Una vez le oí decir a una señora dedicada a la política, y con cargo público, que es preferible detener a un individuo acusado de violencia machista aunque sea inocente porque en cuanto se sepa la verdad quedará libre, antes que darle opción a un solo culpable de escapar sin castigo. En estos momentos se me ocurre preguntarle a esa señora, cuya identidad no voy a desvelar, si al ciudadano belga Jean Lucien es suficiente con darle una palmadita en la espalda, pedirle disculpas por haberlo detenido sin motivos excesivamente concluyentes y recomendarle que se olvide del asunto, habida cuenta de que estas fechas Navideñas son propicias para el perdón.
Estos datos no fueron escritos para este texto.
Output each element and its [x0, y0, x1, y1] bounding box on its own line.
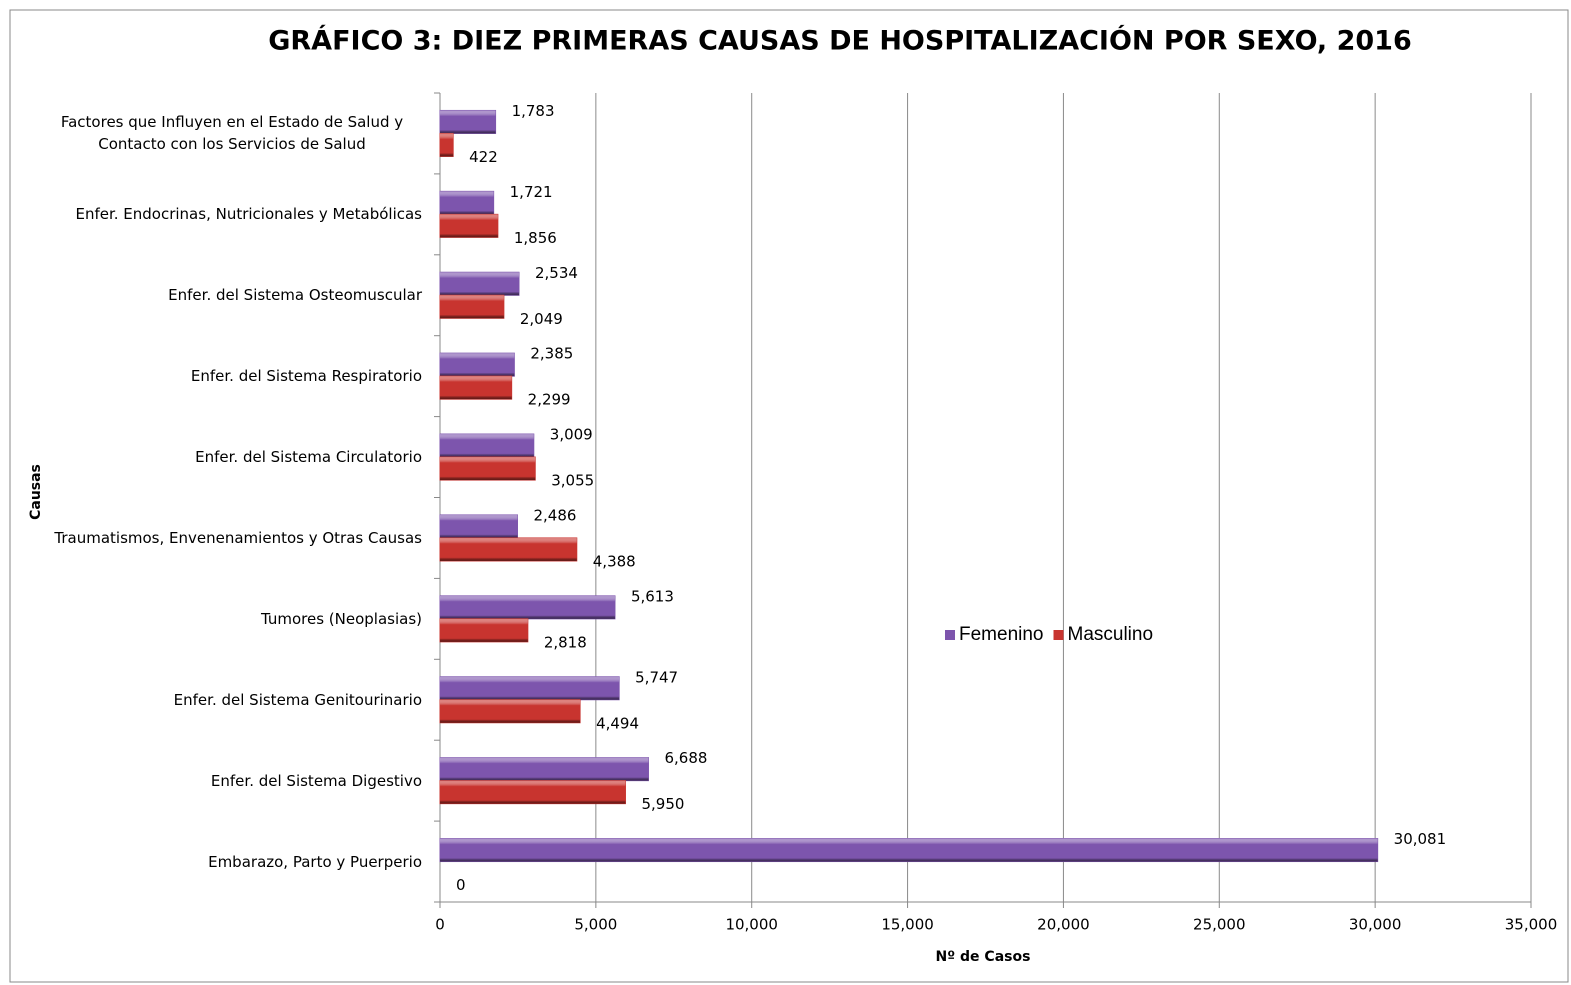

La respuesta es no; no se puede remediar nada porque este hombre se ha quitado la vida.

Así ha concluido una historia sobre violencia doméstica o machista -rechazo la expresión violencia de género porque ya bastantes patadas le damos al diccionario y a la gramática sin querer para encima reincidir a propósito- que comenzó hace unos días en el Sur de Tenerife con una pareja de belgas que llevaban unos 50 años casados, según leo en una buena información sobre el suceso. Sucintamente, y parta ahorrarles el trabajo de husmear en la hemeroteca -aunque sea digital-, este matrimonio invernaba desde hace quince años en un apartamento que poseían en el Sur de Tenerife. Ella padecía depresión crónica y había intentado suicidarse dos veces en su país. Él, en tratamiento por un cáncer, solo aspiraba a no morir antes que su esposa y dejarla sola.
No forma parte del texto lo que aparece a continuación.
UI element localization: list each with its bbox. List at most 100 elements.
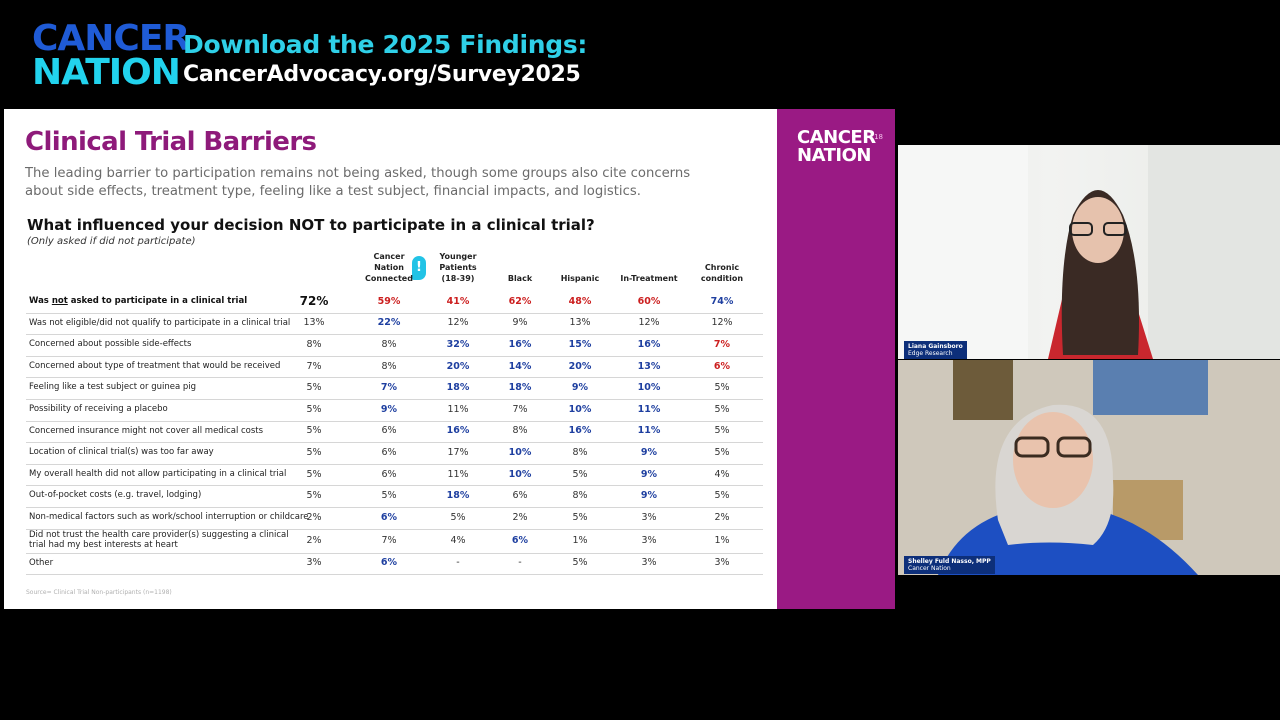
- row-value: 6%: [381, 468, 397, 480]
- column-header-line3: Hispanic: [560, 274, 600, 283]
- row-value: 22%: [377, 317, 401, 329]
- row-value: 7%: [512, 403, 528, 415]
- participant-org: Edge Research: [908, 350, 953, 357]
- row-value: 11%: [447, 403, 469, 415]
- row-value: 18%: [446, 382, 470, 394]
- row-value: 5%: [572, 511, 588, 523]
- row-value: 16%: [446, 425, 470, 437]
- table-row: Concerned about type of treatment that w…: [26, 356, 763, 379]
- row-value: 14%: [508, 360, 532, 372]
- video-tile-speaker-2[interactable]: Shelley Fuld Nasso, MPP Cancer Nation: [898, 360, 1280, 575]
- row-value: 17%: [447, 446, 469, 458]
- row-label: Location of clinical trial(s) was too fa…: [29, 447, 214, 458]
- table-row: Possibility of receiving a placebo 5% 9% 11…: [26, 399, 763, 422]
- row-value: 18%: [446, 490, 470, 502]
- row-value: 2%: [512, 511, 528, 523]
- slide-side-panel: CANCER NATION 18: [777, 109, 895, 609]
- row-total-value: 5%: [306, 490, 322, 502]
- row-value: 10%: [508, 446, 532, 458]
- row-value: 11%: [447, 468, 469, 480]
- row-value: 10%: [568, 403, 592, 415]
- banner-url: CancerAdvocacy.org/Survey2025: [183, 62, 581, 87]
- row-total-value: 5%: [306, 446, 322, 458]
- row-value: 3%: [641, 511, 657, 523]
- row-total-value: 5%: [306, 468, 322, 480]
- row-value: 5%: [381, 490, 397, 502]
- logo-line1: CANCER: [32, 18, 190, 59]
- row-value: 7%: [713, 338, 731, 350]
- survey-question: What influenced your decision NOT to par…: [27, 216, 595, 234]
- row-value: 1%: [572, 534, 588, 546]
- row-label: Was not asked to participate in a clinic…: [29, 296, 248, 306]
- row-value: 5%: [572, 557, 588, 569]
- column-header-line2: Chronic: [704, 263, 740, 272]
- row-total-value: 7%: [306, 360, 322, 372]
- table-row: Was not eligible/did not qualify to part…: [26, 313, 763, 336]
- row-value: 5%: [714, 446, 730, 458]
- row-total-value: 8%: [306, 338, 322, 350]
- row-value: 6%: [713, 360, 731, 372]
- side-logo-line2: NATION: [797, 145, 871, 166]
- row-label: Did not trust the health care provider(s…: [29, 529, 289, 550]
- column-header-line2: [615, 262, 683, 273]
- column-header-line3: Black: [507, 274, 533, 283]
- row-value: -: [456, 557, 460, 569]
- table-row: Concerned insurance might not cover all …: [26, 421, 763, 444]
- row-value: 11%: [637, 425, 661, 437]
- row-value: 12%: [711, 317, 733, 329]
- row-value: 16%: [508, 338, 532, 350]
- participant-video-1: [898, 145, 1280, 359]
- row-value: 20%: [446, 360, 470, 372]
- row-total-value: 5%: [306, 425, 322, 437]
- row-value: 6%: [512, 490, 528, 502]
- slide-title: Clinical Trial Barriers: [25, 127, 317, 157]
- exclamation-flag-icon: !: [412, 256, 426, 280]
- row-value: 6%: [511, 534, 529, 546]
- row-value: 9%: [640, 490, 658, 502]
- row-label: Feeling like a test subject or guinea pi…: [29, 382, 197, 393]
- row-value: 10%: [508, 468, 532, 480]
- row-value: 18%: [508, 382, 532, 394]
- column-header-line2: Nation: [374, 263, 404, 272]
- row-value: 59%: [377, 295, 401, 307]
- row-value: 9%: [512, 317, 528, 329]
- row-value: 6%: [380, 557, 398, 569]
- row-value: 15%: [568, 338, 592, 350]
- row-value: 3%: [641, 534, 657, 546]
- row-label: Concerned insurance might not cover all …: [29, 425, 264, 436]
- row-value: 8%: [381, 360, 397, 372]
- column-header: Black: [486, 251, 554, 284]
- column-header-line2: Patients: [439, 263, 477, 272]
- row-value: 13%: [637, 360, 661, 372]
- side-logo: CANCER NATION: [797, 129, 876, 165]
- column-header-line3: In-Treatment: [620, 274, 678, 283]
- column-header: Younger Patients (18-39): [424, 251, 492, 284]
- row-value: 16%: [568, 425, 592, 437]
- row-label: Non-medical factors such as work/school …: [29, 512, 309, 522]
- row-value: 3%: [714, 557, 730, 569]
- row-total-value: 2%: [306, 511, 322, 523]
- column-header: Chronic condition: [688, 251, 756, 284]
- row-value: 4%: [450, 534, 466, 546]
- row-value: 12%: [447, 317, 469, 329]
- row-value: 8%: [572, 490, 588, 502]
- row-value: 11%: [637, 403, 661, 415]
- table-row: Concerned about possible side-effects 8% 8…: [26, 334, 763, 357]
- participant-nametag-2: Shelley Fuld Nasso, MPP Cancer Nation: [904, 556, 995, 574]
- column-header: Cancer Nation Connected: [355, 251, 423, 284]
- table-row: My overall health did not allow particip…: [26, 464, 763, 487]
- row-value: 1%: [714, 534, 730, 546]
- row-value: 5%: [714, 425, 730, 437]
- column-header-line2: [486, 262, 554, 273]
- row-value: 9%: [380, 403, 398, 415]
- presentation-slide: Clinical Trial Barriers The leading barr…: [4, 109, 777, 609]
- video-tile-speaker-1[interactable]: Liana Gainsboro Edge Research: [898, 145, 1280, 359]
- row-value: 9%: [571, 382, 589, 394]
- row-value: 6%: [381, 425, 397, 437]
- row-value: 16%: [637, 338, 661, 350]
- column-header-line1: [546, 251, 614, 262]
- row-value: 74%: [710, 295, 734, 307]
- row-value: 3%: [641, 557, 657, 569]
- table-row: Other 3% 6% - - 5% 3% 3%: [26, 553, 763, 576]
- column-header-line1: [486, 251, 554, 262]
Cuenta el periodista -los detalles son importantes, aunque dudo que eso se haya enseñado alguna vez en las facultades de Parados de la Información- que Godelieve, la esposa en cuestión, era muy aficionada a las flores. Cada año dedicaba los meses que pasaba en Tenerife a plantar los parterres del edificio. Esta vez no pudo ser porque los habían cubierto con cemento. El belillo vernáculo adora el cemento, además del bloque visto, pero ese es otro asunto.

Sea como fuese, Godelieve volvió a su manía de pasar a mejor vida, ahora con más suerte -si a eso se le puede llamar suerte- que en las ocasiones anteriores. Su esposo la encontró muerta en la cama debido a una ingesta masiva de medicamentos. Poco después fue acusado de malos tratos y detenido, por lo que no pudo ni siquiera velar el cuerpo de la mujer a la que le había dedicado la mayor parte de su vida. Cuando al final lo pusieron en libertad decidió seguir el mismo camino que ella, apenado tanto por la pérdida de su compañera como por la circunstancia, ignominiosa y ruin, de ser involucrado en algo que no había hecho en virtud de una ley -su propia hija Sonia, junto con sus familiares y amigos en Bélgica todavía no se lo creen- que considera culpables a los hombres mientras no demuestren lo contrario.

Si el suicidado hubiese sido alguien a quien han desahuciado por el impago de una hipoteca, una miríada de sociatas y similares estarían alborotando en la calle contra los bancos, y hasta bien me parece que lo hagan. Sin embargo, como la tragedia se ha producido por culpa de una ley progre que, para más inri, no ha servido nunca para nada, silencio universal. En fin; si esto hubiera sido un cuento, me costaría creerlo. Pero no ha sido un cuento; o, acaso, un cuento triste de Navidad.